Alerter sur les situations qui risquent de réduire l'accès à l'interruption volontaire de grossesse (IVG) dans les prochaines années. C'est l'objet du rapport rendu public le 29 octobre par la délégation aux droits des femmes de l'Assemblée nationale, qui est chargée du suivi de l'application de la loi du 4 juillet 2001 relative à l'IVG et à la contraception (1). Certes, les modalités d'accès à l'IVG ont été diversifiées et facilitées, relève sa rapporteure, la députée (UMP) des Ardennes, Bérengère Poletti. Toutefois, les échecs contraceptifs ainsi que les restructurations hospitalières et les évolutions des équipes requièrent une vigilance particulière sur les garanties d'accès à l'IVG pour les périodes à venir.
Le nombre des IVG en France est globalement stable depuis une vingtaine d'années, à hauteur d'un peu plus de 200 000 par an, et relativement élevé par rapport aux autres pays européens, constate la députée.

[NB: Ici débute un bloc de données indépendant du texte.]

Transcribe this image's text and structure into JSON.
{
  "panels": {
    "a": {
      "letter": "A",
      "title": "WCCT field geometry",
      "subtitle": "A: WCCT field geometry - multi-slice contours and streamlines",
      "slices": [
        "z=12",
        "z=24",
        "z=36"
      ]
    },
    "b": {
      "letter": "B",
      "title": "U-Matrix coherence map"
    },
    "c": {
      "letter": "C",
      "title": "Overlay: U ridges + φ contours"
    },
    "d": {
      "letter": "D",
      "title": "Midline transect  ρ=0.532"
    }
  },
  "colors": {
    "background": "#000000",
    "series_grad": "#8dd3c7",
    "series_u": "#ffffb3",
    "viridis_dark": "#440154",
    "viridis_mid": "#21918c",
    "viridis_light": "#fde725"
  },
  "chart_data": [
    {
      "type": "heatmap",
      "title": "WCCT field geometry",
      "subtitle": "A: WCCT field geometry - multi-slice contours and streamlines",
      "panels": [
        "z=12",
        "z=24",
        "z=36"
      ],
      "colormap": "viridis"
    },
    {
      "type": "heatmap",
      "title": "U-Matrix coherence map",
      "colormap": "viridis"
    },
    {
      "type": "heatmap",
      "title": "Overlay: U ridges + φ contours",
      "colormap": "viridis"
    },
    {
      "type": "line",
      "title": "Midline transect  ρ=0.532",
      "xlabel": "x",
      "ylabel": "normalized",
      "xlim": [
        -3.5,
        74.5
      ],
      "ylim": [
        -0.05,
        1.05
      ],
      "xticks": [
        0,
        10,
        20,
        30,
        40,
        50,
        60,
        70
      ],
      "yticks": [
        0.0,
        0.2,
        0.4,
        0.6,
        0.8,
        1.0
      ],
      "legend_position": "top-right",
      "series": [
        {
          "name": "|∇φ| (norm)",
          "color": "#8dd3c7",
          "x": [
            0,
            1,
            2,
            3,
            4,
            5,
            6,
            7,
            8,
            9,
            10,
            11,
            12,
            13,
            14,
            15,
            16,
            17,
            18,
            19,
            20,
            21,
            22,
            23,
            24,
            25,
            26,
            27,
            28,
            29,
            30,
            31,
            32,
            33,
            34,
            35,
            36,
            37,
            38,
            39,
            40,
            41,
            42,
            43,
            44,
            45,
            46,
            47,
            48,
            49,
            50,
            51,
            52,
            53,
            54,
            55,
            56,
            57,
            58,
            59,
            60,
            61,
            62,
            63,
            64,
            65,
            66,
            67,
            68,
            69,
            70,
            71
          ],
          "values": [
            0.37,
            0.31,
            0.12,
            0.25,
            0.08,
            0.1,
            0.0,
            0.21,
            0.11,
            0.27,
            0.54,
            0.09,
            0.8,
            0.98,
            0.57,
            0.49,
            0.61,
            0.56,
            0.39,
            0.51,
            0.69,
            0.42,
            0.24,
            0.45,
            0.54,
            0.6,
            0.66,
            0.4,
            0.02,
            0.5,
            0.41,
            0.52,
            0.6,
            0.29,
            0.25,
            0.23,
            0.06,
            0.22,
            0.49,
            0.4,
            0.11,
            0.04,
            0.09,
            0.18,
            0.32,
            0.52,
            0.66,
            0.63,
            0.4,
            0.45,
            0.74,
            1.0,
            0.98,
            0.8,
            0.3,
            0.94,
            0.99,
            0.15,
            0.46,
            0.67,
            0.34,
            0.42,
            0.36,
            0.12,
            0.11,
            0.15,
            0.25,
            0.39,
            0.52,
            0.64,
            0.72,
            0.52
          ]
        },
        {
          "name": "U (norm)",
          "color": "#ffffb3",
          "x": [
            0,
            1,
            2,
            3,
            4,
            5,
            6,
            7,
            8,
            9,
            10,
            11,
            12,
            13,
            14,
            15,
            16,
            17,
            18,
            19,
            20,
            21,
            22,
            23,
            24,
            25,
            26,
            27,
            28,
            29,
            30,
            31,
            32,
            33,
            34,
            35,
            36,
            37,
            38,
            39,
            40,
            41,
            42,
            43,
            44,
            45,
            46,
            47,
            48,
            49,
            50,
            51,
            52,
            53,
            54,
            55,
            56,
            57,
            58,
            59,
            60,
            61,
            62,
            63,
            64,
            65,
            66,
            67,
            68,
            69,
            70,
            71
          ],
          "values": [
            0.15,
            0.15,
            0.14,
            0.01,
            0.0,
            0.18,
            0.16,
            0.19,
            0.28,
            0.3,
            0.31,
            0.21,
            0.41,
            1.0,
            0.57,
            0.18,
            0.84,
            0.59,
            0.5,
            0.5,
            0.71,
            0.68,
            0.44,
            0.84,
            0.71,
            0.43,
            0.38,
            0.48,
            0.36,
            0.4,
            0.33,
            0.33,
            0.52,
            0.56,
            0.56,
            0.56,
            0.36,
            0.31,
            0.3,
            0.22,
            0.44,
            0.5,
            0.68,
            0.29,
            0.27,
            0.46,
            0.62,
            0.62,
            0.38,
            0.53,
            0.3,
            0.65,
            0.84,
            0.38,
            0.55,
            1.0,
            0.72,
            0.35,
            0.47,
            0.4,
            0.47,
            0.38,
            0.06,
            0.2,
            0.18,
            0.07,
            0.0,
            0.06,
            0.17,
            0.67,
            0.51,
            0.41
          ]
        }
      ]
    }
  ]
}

Néanmoins, le taux d'IVG augmente de façon régulière chez les jeunes femmes de moins de 20 ans, et en particulier chez les mineures de 15 à 17 ans, la situation dans les départements d'outre-mer étant la plus préoccupante. La rapporteure souligne par ailleurs un paradoxe : cette situation s'accompagne d'un taux d'utilisation de contraceptifs parmi les plus élevés d'Europe. « En effet, près de deux grossesses non prévues sur trois surviennent chez des femmes qui déclarent utiliser une contraception au moment de la survenue de cette grossesse », explique-t-elle. C'est pourquoi elle recommande de poursuivre les campagnes d'information sur la contraception à intervalles réguliers et d'amplifier les actions tendant à diversifier les modes de contraception (2). Elle préconise également de mieux rembourser certains contraceptifs ainsi que de rendre anonyme et gratuite la délivrance de la contraception orale pour les mineures (3).
La loi du 4 juillet 2001 a facilité l'accès à l'IVG par le développement de la pratique des IVG médicamenteuses, l'augmentation de la durée du délai légal et la suppression de l'accord parental pour les mineures. Ces mesures ont eu des « effets certains », reconnaît la députée mais trop souvent freinés par l'organisation du système de santé. Ainsi, d'une part, les restructurations hospitalières se traduisent par la fermeture des cliniques qui effectuaient des IVG et, d'autre part, le secteur privé se désengage progressivement de la pratique d'un acte qui n'est pas considéré comme rentable en raison de sa tarification et des coûts spécifiques liés à l'accompagnement des femmes. La question de la revalorisation du forfait rémunérant l'IVG étant « essentielle », Bérengère Poletti demande une réflexion sur le mode de tarification des actes d'IVG et leur éventuelle intégration dans le système de la tarification à l'activité des établissements de santé.
Par ailleurs, alors que la réalisation des IVG médicamenteuses en ville est encore limitée dans le secteur libéral, le décret autorisant cette pratique par les médecins des centres de planification familiale et des centres de santé n'est toujours pas paru (4), signale la députée en réclamant sa publication au Journal officiel. Estimant en outre que « la question de l'élargissement à d'autres professionnels de santé se pose », elle souhaite que le projet de loi « hôpital, patients, santé, territoires », qui devrait être discuté début 2009 au Parlement, soit amendé pour autoriser les sages-femmes à prescrire des IVG médicamenteuses dans les établissements de santé, les centres de planification et de santé. Enfin, elle plaide en faveur du renouvellement des générations « militantes » de médecins. En effet, celle « qui a mis en oeuvre la loi Veil et qui est à l'origine de la création des centres autonomes d'IVG va prochainement partir à la retraite [et la relève] n'est pas assurée ». Elle recommande donc de mieux former les médecins à la pratique des IVG, que ce soit en formation initiale ou continue.
(1) Rapport disponible sur
(2) Des initiatives d'ores et déjà annoncées par la ministre de la Santé dans le cadre du plan « santé des jeunes » - Voir ASH n° 2547 du 29-02-08, p. 9.
(3) En effet, en dehors des centres de planification familiale, les mineures ne bénéficient pas de la confidentialité nécessaire à la délivrance de la contraception puisque son remboursement passe par la sécurité sociale de leurs parents.
(4) Pour mémoire, cette mesure est prévue par la loi de financement de la sécurité sociale pour 2008 - Voir ASH n° 2548 du 7-03-08, p. 29.